小孩兒抱着父母的大腿,看着眼前發生的一幕,覺得新奇,又莫名想哭,呆呆的,不言不語。
深秋的陽光照亮了這片大地,人們單薄的身體蜷縮在各處,或是成群結隊站立着,互相看着,眼中隻有迷茫。
看到官兵,他們又怕了,陸陸續續跪了下來,把頭磕在地上,嘴裏不知道在哭喊着什麽。
風吹過,落葉蕭蕭。
孩童擡起頭來,下意識抓住一片落葉,卻又被身旁的母親按住了腦袋,按在了地上。
被焚毀的房屋,火還未盡,偶爾咯吱一聲脆響,幹柴崩出幾粒火星,又瞬間熄滅。
煙霧朝外散發,籠罩着四周,很快又被吹散。
唐禹滿身都是汗水,一夜無眠,變故接踵而至,再加上急迫地趕路,讓他呼吸粗重,滿眼血絲。
他看着四周稀稀落落跪着的人,看到了他們糟亂的頭發,破舊的衣物,粗糙的手。
他聽到了極力壓制的啜泣聲,聲音很小,像是風在說話,在耳畔喃喃自語。
唐禹沉默了很久,才大聲道:“都起來吧,别跪着了。”
有人聽到了,站了起來。
有人聽到了,繼續跪着。
站起了和跪着,對于他們來說似乎已經不重要了。
他們隻是麻木地看向唐禹,看向四周的兵,再看着自己殘損的房屋,不知道自己該說什麽,該做什麽。
唐禹道:“裏正!裏正過來!”
衣崇文走了過來,低聲道:“唐縣丞,裏正…被土匪殺了…”
唐禹看向他,緩緩道:“統計一下傷亡情況,房屋損毀情況,還有…損失了多少糧食。”
衣崇文歎了口氣,道:“已經算過了,房屋少了二十多間,死了九個人,傷了十四個人,糧食…幾乎被搶光了。”

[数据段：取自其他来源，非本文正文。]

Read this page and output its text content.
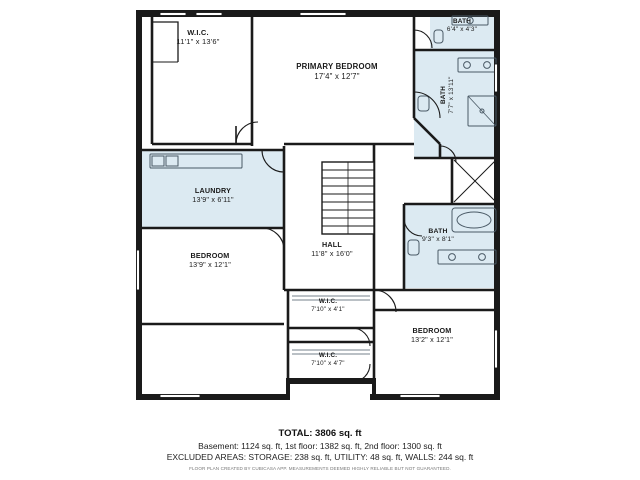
W.I.C.
11'1" x 13'6"
PRIMARY BEDROOM
17'4" x 12'7"
BATH
6'4" x 4'3"
BATH 7'7" x 13'11"
LAUNDRY
13'9" x 6'11"
HALL
11'8" x 16'0"
BATH
9'3" x 8'1"
BEDROOM
13'9" x 12'1"
W.I.C.
7'10" x 4'1"
W.I.C.
7'10" x 4'7"
BEDROOM
13'2" x 12'1"
TOTAL: 3806 sq. ft
Basement: 1124 sq. ft, 1st floor: 1382 sq. ft, 2nd floor: 1300 sq. ft
EXCLUDED AREAS: STORAGE: 238 sq. ft, UTILITY: 48 sq. ft, WALLS: 244 sq. ft
FLOOR PLAN CREATED BY CUBICASA APP. MEASUREMENTS DEEMED HIGHLY RELIABLE BUT NOT GUARANTEED.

他看向唐禹,一時間有些哽咽,道:“唐縣丞,沒了糧,他們就都要餓死啊,您發發善心,想個法子救救他們吧!”
百姓們聽到“救”這個字,紛紛擡起頭來,看向這邊,卻又不敢言語。
而就在此時,前方有馬車駛來,數十個仆人提着棍棒也快步跑來。
緊接着,周祥下了馬車,看到這一幕,當即咬緊了牙。
他低吼道:“娘的!一群廢物!一群賤種!”
“土匪是你們爹娘嗎!搶你們的糧,你們不知道拼命嗎!”
他氣得破口大罵,然後指着衆人,咬牙切齒道:“老子不管!欠我的佃租必須交!”
“把剩下的糧都給老子交出來!快!”
此話一出,在場諸多百姓吓得臉色慘白。
他們一瞬間不敢麻木了,紛紛哭喊道:“沒糧了…再沒糧了啊!”
“周公饒了我們吧,都被搶光了,哪裏來的糧交租啊。”
一個個百姓,像是狗一樣爬了過來,哭天搶地磕着頭,痛哭流涕哀求着。
周祥則是冷笑不已:“你們這些賤民,休要裝慘,老子還不知道你們嗎!”
“你們才不會把糧放在明處,肯定還有糧藏着!”
“地下是不是埋了暗倉啊?”
“房屋周圍有别人找不到的暗窖吧?”
“老子跟你們鬥了這麽多年,還不知道你們的德行?”
“統統交出來!多的我不要!我隻要我那一份!”
“要是敢藏着掖着不給,打死你們!”
百姓們磕着頭,隻顧着哀求。
周祥則是揮了揮手,身旁的仆人便朝着這些破損的房屋中而去。
片刻之後,有好消息傳來:“主人!發現了暗倉!有糧!”
話音落下,一個中年人連忙跑了過去,哭喊道:“拿不得啊!那個萬萬拿不得啊!”
迎接他的是突臉的棍棒,仆人們幾棍子下去,就打的他在地上慘叫。